Saturday, July 04, 2009

The saddest thing ...

...about the funeral service I attended yesterday was the small coffin. As a teacher, I've been to a number of funerals of teens and young adults. There is a certain logic to most of these--it's either a catastrophic illness or some risky or extreme behavior. You wouldn't call them senseless in spite of the pain.

In this case, it was the death of a four year-old, from some unexplained cause. The parents have been in the midst of a very unpleasant divorce. The parents had separated and the children were with mom. Ostensibly, the child went to bed one evening, and never awakened. I don't know the story, but there was certainly some tension at the funeral. Mom was not present, and the story was that there is a cloud of suspicion over the child's death, which authorities are pursuing. No one knows anything for sure.

The celebrant spoke in his brief homily about a phrase from the liturgy--"the sure and certain hope of the resurrection." This addresses the situation most fittingly. In the first place, our faith is that the kingdom of heaven welcomes its newest soul with open arms and in God's love and comfort.
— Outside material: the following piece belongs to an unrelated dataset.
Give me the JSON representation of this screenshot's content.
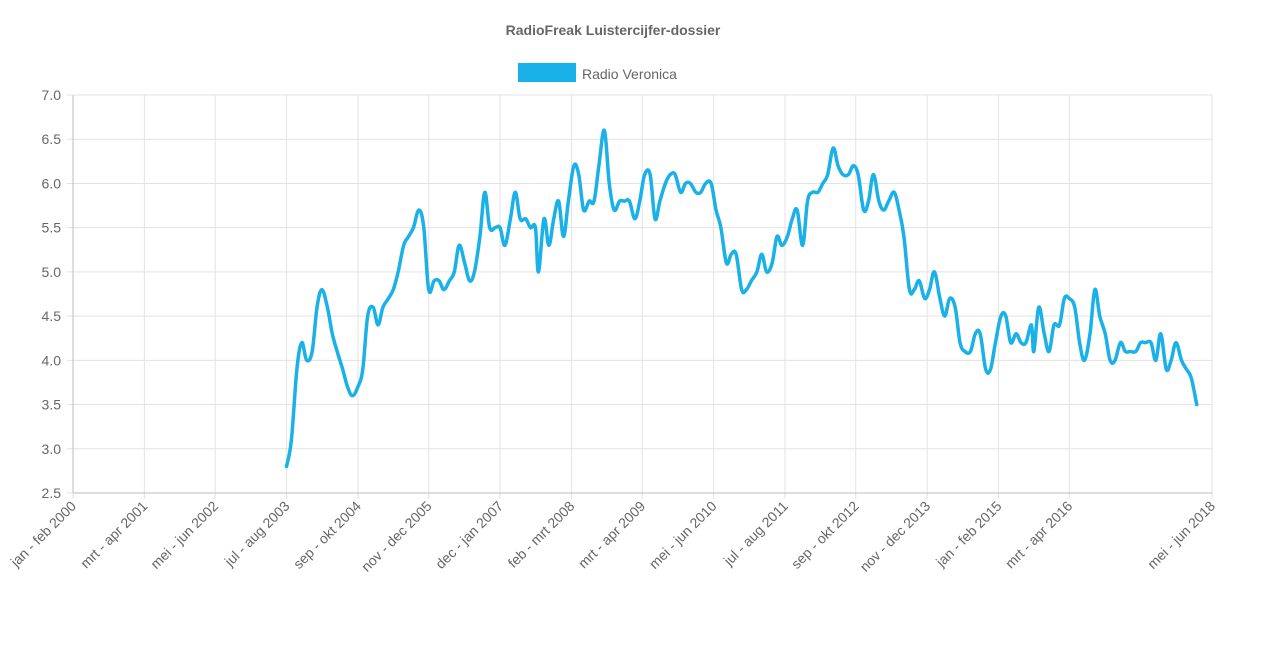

Our prayers have value in carrying the young spirit to the bosom of the Maker. Secondly, we are reminded that our world is not paradise. We, God's people, do horrible things. These things are not just the outpourings of aberrant, sick individuals but belong to us as the human family. All are called to repentance and sorrow, even though specific moral guilt may not fall on all. By the same token, all are called to hope--repentance is pointless without a hope of forgiveness and renewal of life, "a sure and certain hope of the resurrection." This is what enables us to abide the sadness.